Did you know if you open up a persimmon, you can tell the weather? It’s true. If there is a spoon shaped piece in there or a knife shaped piece, you can know with 50 percent accuracy if you’re about to have a bad winter or not. And...hear this...if you want the persimmon to be right, it turns out to be 100 percent accurate. All you have to do is see what you want to see. It’s that easy. That principle of seeing what you want to see is also helpful when falling in love, but we digress. When talking about fireplace safety, though, homeowners should not use selective truth. They should take some easy, essential steps to keep their household warm while still being safe.
We put this one first because it is the most important and also because chimney sweeps get really popular as the weather changes and you’ll need to schedule early. (A lot of people don’t know about the persimmon trick so they get caught off guard.) Chimney sweeps remove the most likely catalyst for trouble, which is creosote. A professional with specialized equipment and years of experience will do a tremendous job. Plus, many insurance companies often will not pay out on damages for homes with no professional cleaning. This is a cheap way to save a lot of money while achieving fireplace safety.
The chimney sweep should include an inspection of the fireplace, which includes checking the integrity of the chimney, cap, flue, and other infrastructure elements. If the sweep doesn’t include this, or homeowners want to leave no stone unturned, there are DIY videos to help. In addition to infrastructure integrity, there are also obstructions and leaks to consider. An inspection should include looking for obstructions, such as leaves and other debris, and also birds’ nests or other critters. The seals around the door and ash dump, if applicable, should be checked. Air leaks aren’t safe and can lead to over-fire.

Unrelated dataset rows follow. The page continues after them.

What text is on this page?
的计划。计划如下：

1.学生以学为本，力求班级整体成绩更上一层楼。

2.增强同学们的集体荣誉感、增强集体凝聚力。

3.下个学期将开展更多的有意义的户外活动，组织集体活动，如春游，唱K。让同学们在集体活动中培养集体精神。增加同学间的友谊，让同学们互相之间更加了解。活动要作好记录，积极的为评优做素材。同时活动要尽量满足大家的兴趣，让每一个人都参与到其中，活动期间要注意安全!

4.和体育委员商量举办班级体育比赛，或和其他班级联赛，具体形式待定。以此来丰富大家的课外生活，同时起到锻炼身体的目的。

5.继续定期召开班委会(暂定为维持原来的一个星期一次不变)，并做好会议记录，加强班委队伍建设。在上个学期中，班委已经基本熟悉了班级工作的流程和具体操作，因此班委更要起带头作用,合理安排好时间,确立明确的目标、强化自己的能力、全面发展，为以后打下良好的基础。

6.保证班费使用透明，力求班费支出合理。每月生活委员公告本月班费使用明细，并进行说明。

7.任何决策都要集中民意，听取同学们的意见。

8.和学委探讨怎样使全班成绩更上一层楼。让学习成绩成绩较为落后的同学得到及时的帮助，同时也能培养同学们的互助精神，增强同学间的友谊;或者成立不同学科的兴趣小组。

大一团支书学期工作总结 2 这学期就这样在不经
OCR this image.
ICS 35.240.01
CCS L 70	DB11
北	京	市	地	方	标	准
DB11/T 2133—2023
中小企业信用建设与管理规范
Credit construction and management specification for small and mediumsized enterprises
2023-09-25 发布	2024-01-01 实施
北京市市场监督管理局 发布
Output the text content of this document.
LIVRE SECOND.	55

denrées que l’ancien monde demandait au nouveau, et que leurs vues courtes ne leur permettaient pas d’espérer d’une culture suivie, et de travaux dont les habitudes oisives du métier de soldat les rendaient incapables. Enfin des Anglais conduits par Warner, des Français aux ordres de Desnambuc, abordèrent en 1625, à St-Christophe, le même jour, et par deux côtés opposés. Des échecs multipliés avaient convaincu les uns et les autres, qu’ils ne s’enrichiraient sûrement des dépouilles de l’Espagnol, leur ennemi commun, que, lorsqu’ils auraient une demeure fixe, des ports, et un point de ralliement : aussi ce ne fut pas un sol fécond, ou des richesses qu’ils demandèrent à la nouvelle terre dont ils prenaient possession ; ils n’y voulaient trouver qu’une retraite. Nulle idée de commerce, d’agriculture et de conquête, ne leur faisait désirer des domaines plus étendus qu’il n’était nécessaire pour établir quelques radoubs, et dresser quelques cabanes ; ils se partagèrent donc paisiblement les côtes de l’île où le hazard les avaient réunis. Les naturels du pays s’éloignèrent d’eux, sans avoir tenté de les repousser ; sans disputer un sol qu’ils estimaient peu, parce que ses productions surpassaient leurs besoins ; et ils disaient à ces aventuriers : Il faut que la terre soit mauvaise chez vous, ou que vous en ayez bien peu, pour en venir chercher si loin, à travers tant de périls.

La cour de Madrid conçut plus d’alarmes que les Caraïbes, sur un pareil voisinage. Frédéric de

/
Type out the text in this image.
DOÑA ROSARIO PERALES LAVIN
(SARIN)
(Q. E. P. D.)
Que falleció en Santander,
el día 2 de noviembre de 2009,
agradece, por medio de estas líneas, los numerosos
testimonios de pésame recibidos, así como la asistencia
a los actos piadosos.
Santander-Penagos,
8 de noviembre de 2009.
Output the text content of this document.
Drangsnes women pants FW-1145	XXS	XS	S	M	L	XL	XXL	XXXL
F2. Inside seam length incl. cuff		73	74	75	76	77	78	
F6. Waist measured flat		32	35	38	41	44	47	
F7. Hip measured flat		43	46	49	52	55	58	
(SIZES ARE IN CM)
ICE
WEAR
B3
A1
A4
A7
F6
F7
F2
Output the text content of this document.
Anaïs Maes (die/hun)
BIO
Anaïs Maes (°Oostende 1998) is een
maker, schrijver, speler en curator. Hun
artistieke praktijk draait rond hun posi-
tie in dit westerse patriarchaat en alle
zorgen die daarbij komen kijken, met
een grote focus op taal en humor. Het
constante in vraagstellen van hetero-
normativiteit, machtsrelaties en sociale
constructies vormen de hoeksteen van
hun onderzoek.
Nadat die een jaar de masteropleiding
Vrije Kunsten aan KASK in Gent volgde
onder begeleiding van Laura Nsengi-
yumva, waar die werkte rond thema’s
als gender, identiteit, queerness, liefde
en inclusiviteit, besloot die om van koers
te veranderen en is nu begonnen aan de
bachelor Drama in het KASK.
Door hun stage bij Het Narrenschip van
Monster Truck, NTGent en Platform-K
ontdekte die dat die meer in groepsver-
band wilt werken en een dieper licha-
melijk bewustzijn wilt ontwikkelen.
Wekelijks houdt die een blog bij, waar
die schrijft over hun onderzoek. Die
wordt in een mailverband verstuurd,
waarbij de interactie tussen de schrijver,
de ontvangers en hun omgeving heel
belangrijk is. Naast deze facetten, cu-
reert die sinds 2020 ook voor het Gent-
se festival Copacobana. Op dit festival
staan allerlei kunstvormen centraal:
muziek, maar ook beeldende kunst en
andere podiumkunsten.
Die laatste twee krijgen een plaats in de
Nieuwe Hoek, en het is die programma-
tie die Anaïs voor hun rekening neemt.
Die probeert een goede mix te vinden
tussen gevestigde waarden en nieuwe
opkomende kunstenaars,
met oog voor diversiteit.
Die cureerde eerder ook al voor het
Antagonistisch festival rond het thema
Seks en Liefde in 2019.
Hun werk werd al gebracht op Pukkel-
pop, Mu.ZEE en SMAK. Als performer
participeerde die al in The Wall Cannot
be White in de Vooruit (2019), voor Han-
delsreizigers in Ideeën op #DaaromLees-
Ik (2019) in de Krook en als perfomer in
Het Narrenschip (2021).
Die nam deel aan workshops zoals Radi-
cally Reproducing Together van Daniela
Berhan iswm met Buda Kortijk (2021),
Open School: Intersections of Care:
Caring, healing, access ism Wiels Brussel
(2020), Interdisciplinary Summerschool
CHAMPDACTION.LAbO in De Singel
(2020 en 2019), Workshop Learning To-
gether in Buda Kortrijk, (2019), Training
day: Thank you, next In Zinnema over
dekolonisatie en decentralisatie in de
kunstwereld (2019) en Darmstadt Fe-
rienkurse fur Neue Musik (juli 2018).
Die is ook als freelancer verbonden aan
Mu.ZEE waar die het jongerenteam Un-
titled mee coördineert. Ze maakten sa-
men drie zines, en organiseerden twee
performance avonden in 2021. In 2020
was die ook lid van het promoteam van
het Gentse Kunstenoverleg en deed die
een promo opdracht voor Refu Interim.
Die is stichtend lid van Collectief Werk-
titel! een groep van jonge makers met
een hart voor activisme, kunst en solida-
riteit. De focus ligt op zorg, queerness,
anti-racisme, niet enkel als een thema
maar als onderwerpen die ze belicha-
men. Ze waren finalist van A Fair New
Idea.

The damper and blower need to be fully operational to achieve fireplace safety. A test run should do it. And then the finish line should be to make sure your smoke alarms are working and placed correctly. DO NOT START A FIRE UNTIL YOUR SMOKE ALARMS ARE WORKING. (Gotta say, it felt great to use the all caps button.) Every year hundreds of homes catch fire from many sources - stove tops, bbq grills, and even though they are incredibly safe, fireplaces. This is not the time to save money on batteries or 20 minutes of maintenance.